Russian film director

Kira Takhirovna Kovalenko (Кира Тахировна Коваленко, born 12 December 1989) is a Russian film director and screenwriter.

== Biography ==

After school, Kovalenko went to college and graduated in web-design. In 2010-2015 she studied at the Kabardino-Balkarian State University under Alexander Sokurov. Directors Kantemir Balagov, Alexander Zolotukhin and Vladimir Bitokov were her fellow students. During studies, Kovalenko directed several short movies.

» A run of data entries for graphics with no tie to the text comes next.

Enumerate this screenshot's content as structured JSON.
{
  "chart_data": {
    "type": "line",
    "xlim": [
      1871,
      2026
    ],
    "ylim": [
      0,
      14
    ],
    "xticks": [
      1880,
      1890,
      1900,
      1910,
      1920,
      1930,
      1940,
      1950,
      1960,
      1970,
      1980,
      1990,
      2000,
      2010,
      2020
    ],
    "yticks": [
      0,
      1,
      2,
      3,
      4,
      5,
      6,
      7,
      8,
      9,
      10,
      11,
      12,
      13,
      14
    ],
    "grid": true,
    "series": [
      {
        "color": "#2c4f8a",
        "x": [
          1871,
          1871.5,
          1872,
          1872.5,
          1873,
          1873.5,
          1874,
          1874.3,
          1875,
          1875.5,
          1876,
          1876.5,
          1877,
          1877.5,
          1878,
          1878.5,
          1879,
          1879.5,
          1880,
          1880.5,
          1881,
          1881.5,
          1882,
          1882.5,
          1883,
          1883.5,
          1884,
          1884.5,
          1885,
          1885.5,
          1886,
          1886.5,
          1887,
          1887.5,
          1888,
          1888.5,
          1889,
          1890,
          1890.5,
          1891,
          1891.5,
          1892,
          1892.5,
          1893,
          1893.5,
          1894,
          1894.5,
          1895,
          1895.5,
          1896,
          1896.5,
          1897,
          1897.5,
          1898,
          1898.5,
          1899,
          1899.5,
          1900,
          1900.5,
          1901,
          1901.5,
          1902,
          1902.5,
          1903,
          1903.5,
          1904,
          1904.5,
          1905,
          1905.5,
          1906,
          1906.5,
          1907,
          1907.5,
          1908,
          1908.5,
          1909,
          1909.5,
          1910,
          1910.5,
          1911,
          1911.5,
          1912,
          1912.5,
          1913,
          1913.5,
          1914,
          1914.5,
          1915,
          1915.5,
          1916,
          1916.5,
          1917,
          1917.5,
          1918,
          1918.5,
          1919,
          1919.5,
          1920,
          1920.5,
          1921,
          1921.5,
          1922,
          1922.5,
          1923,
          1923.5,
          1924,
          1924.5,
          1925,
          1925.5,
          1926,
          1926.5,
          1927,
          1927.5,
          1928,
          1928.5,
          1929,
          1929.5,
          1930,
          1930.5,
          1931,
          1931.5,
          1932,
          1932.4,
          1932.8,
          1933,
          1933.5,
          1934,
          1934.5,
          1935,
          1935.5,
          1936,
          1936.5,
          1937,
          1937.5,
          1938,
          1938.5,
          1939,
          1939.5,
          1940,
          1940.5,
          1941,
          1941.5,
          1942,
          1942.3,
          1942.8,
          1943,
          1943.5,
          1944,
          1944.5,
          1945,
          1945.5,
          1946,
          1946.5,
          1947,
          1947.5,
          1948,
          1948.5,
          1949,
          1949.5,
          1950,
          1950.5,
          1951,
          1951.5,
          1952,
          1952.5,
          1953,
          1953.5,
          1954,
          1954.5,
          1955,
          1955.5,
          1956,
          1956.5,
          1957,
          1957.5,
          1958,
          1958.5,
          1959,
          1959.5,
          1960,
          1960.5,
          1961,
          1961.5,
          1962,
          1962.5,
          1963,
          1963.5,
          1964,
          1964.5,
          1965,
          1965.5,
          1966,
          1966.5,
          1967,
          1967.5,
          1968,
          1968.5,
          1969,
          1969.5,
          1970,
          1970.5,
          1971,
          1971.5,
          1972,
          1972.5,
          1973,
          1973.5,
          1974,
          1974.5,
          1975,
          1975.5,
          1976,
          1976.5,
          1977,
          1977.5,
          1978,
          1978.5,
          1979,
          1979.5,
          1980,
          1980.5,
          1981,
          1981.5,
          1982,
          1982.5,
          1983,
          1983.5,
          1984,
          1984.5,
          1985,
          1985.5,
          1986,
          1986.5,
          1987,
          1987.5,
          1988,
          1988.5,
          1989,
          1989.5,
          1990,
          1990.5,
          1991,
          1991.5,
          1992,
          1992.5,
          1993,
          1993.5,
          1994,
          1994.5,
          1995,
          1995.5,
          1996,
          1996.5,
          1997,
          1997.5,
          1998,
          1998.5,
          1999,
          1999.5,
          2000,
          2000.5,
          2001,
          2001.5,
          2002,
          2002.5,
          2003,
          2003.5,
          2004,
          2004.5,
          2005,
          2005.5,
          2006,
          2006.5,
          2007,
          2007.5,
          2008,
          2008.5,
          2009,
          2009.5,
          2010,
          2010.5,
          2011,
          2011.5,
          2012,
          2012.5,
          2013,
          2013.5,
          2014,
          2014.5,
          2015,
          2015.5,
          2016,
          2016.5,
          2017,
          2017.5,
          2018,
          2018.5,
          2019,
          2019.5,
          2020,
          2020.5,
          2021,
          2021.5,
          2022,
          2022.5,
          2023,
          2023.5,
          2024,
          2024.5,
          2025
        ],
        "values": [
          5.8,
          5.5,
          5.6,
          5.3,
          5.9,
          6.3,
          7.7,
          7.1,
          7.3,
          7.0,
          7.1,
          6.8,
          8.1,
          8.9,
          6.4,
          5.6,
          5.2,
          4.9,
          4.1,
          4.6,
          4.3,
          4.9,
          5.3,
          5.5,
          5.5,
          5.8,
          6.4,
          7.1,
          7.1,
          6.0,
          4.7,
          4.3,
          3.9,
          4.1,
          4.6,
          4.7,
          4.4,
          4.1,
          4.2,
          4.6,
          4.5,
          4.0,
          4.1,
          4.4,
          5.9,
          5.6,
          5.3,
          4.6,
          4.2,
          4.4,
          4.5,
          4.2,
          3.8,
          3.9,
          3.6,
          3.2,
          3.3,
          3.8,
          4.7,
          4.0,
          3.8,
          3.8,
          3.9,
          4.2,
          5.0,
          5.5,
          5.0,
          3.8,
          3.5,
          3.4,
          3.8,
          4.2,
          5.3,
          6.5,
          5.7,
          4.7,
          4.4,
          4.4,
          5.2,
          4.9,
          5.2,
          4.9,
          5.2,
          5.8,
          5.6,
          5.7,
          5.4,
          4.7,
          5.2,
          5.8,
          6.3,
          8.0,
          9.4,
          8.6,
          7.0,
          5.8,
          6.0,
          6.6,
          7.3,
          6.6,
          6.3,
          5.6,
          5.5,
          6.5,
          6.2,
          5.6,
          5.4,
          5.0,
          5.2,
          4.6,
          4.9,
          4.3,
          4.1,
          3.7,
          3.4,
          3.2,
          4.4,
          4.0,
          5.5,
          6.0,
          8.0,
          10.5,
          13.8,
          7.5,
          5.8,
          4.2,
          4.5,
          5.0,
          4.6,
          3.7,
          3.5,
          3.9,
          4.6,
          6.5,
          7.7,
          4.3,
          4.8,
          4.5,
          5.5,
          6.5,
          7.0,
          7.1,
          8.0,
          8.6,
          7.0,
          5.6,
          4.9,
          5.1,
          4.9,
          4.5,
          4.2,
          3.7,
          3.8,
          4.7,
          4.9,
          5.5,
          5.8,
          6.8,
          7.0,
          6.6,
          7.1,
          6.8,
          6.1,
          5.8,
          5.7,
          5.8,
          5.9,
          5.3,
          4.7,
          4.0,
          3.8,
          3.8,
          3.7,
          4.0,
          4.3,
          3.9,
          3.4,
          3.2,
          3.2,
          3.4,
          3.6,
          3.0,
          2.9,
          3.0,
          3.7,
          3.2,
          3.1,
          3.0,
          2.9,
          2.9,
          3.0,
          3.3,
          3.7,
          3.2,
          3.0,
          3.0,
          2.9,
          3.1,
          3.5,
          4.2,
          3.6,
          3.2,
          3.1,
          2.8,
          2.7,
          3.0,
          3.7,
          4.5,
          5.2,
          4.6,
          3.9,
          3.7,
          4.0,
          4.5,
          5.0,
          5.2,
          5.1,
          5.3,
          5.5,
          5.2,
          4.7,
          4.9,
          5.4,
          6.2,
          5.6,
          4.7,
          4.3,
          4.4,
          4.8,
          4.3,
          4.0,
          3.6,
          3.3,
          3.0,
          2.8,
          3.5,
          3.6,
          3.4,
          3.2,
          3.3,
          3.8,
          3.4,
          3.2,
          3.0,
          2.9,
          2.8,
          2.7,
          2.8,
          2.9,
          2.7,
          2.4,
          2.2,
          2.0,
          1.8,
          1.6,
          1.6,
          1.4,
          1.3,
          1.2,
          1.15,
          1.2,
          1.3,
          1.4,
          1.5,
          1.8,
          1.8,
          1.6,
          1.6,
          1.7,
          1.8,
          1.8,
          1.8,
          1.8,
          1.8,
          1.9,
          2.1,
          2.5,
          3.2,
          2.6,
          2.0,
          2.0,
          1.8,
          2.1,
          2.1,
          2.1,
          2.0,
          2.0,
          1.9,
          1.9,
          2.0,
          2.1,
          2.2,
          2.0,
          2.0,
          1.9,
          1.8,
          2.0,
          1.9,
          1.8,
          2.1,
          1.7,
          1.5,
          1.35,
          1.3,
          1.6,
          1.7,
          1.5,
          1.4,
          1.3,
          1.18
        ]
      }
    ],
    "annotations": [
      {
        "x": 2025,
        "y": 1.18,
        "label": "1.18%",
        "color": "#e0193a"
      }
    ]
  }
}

After graduation, Kovalenko lived in Abkhazia, then in St Petersburg and Moscow. Her feature-length debut Sofichka (film) was based on Fazil Iskander's novel of the same name and was released in 2016. The movie was included in the competition program of the Tallinn Black Nights Film Festival and was awarded at the XV International Debut Film Festival ‘Fire Spirit’ in Khanty-Mansiysk.

Kovalenko's second movie Unclenching the Fists was filmed in North Ossetia in only 25 days. The movie took the main prize at the Cannes Film Festival in Un Certain Regard in 2021 and received a distribution offer by Mubi streaming service.

Kovalenko and fellow dissident filmmaker Kantemir Balagov were chosen as Telluride Film Festival guest directors in September 2022.

In November 2022, Kovalenko announced her new project under a working title 'Children of hope'. The script is co-authored with Russian writer Marina Stepnova, Alexander Rodnyanskiy's studio AR Content will produce the project.